Vorbei war es mit dem gemütlichen Leben. So schnell es ging mussten sie gemeinsam große, schwer beladene Schiffe zum Meer tragen. Einzig der Gedanke das große weite Meer zu sehen, versöhnte ihn mit seinem Schicksal. Denn auf dieses Erlebnis freute er sich.
Von Sauberkeit konnte jetzt keine Rede mehr sein. Zwar schwammen in ihm auch Fische, doch musste er fortan auf seine flinken Forellen und die vielen anderen Freunde verzichten. Auch das Spielen konnte er inzwischen vergessen. Nun war er erwachsen und musste seine aufgetragenen Arbeiten erledigen. Es galt getreu seine Pflichten zu erfüllen, so schwer ihm das auch fiel, denn ein Erwachsenenleben war eben nicht so leicht. Aber es machte ihn auch zufrieden, dass er alles erledigte, was nur eben ging.

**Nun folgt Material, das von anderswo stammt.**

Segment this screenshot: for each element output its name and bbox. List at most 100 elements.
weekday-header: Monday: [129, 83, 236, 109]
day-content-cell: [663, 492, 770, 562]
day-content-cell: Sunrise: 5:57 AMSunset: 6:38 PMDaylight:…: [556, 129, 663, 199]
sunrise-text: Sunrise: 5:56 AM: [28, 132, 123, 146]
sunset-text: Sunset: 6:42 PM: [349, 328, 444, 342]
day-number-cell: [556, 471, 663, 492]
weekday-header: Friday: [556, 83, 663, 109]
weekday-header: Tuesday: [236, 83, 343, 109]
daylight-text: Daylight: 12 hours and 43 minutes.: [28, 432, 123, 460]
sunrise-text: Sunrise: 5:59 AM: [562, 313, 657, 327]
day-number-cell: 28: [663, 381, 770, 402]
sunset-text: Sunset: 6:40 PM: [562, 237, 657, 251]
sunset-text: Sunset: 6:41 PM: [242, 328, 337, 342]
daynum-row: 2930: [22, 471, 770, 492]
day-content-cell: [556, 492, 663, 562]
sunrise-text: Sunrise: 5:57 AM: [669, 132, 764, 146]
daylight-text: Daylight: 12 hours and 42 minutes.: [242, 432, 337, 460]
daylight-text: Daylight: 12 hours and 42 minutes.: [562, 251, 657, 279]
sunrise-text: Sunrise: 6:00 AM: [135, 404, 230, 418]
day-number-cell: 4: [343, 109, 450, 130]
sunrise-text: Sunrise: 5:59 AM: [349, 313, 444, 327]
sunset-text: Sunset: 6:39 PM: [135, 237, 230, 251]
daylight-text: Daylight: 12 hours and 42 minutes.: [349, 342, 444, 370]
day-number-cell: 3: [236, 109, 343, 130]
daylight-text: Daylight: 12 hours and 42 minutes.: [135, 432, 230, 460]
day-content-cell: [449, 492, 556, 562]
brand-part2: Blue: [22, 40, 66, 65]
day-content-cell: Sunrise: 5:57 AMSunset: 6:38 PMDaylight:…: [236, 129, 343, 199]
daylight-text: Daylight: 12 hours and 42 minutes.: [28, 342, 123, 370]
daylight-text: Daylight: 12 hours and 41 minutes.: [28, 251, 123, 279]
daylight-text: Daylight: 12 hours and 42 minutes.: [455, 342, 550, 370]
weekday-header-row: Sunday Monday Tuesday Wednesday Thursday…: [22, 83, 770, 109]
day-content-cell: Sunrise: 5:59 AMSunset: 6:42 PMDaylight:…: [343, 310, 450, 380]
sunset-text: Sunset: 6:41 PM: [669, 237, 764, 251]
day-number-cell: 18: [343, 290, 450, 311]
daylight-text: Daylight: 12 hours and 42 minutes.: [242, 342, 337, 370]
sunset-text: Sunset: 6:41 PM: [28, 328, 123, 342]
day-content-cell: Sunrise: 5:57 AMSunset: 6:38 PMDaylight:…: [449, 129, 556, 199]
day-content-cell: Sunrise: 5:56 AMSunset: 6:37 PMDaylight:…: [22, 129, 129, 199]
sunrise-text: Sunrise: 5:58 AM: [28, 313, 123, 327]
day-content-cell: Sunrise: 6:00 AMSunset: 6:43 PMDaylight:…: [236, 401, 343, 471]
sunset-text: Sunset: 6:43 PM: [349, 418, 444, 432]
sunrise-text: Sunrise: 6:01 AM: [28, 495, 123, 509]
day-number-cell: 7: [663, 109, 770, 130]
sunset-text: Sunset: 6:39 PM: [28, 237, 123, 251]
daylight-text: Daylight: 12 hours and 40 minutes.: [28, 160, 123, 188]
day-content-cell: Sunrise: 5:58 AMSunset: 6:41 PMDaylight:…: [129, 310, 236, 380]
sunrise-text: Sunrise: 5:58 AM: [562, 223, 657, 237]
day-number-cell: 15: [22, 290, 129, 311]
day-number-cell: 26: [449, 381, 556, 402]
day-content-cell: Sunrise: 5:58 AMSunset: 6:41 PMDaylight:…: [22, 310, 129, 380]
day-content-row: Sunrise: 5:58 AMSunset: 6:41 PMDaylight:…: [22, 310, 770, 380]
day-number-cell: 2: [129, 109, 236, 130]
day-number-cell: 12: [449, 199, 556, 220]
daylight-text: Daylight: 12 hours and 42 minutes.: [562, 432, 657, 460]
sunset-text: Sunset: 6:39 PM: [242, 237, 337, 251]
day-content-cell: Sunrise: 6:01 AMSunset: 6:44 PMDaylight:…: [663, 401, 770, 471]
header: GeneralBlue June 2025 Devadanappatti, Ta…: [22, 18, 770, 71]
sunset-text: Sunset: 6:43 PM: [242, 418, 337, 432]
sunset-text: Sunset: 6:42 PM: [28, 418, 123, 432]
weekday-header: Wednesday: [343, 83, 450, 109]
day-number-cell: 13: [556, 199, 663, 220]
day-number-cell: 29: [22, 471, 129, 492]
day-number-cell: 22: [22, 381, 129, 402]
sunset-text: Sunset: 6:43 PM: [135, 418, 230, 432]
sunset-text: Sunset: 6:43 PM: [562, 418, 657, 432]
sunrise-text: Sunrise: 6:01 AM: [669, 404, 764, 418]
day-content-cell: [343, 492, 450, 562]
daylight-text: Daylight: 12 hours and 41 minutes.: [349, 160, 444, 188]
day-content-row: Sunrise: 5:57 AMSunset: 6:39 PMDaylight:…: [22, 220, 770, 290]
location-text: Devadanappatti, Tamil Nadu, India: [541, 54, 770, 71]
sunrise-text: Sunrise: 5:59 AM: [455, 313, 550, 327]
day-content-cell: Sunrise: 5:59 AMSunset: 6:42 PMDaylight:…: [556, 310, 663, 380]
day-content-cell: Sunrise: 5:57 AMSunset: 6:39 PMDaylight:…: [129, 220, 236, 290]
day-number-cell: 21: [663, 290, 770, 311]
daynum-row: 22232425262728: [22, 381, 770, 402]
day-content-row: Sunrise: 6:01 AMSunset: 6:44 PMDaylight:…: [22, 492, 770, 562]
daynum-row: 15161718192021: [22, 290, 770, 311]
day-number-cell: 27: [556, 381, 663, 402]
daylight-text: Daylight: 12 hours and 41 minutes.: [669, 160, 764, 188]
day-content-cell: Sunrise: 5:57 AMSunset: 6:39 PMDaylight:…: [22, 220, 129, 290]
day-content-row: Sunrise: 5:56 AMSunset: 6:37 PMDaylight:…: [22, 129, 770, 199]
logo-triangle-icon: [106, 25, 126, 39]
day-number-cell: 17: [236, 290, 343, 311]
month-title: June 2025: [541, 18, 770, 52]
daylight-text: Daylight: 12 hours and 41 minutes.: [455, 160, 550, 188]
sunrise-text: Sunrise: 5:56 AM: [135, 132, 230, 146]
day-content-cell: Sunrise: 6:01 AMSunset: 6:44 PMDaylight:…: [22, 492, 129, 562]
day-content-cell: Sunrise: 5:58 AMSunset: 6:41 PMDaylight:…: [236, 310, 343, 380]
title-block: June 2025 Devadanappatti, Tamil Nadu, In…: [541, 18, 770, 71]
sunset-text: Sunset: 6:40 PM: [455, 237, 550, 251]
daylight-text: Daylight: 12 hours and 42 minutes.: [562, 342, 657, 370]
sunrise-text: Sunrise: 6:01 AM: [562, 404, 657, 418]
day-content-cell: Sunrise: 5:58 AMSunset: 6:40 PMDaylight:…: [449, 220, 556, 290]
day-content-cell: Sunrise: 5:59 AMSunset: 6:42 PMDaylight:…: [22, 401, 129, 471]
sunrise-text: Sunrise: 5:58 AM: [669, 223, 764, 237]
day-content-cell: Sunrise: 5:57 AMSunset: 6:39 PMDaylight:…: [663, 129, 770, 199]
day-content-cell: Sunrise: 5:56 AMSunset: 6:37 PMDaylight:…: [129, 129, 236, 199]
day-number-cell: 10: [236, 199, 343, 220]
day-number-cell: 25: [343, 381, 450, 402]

Einzig nachts bekam der Fluss ein wenig Ruhe. Dann standen die Schiffe still und er durfte sich ein bisschen erholen. Dabei bereitete ihm das Sterne - und Mondgucken das größte Vergnügen, genau wie früher. Das Glitzern weit oben am Himmel weckte seine Erinnerungen und Sehnsüchte, es ließ ihn träumen.
Kam dann der Morgen, ging es frisch und ausgeruht wieder los. Schließlich wurden die Schiffe erwartet. So schnell wie möglich mussten sie ihren Zielhafen entgegengetragen werden.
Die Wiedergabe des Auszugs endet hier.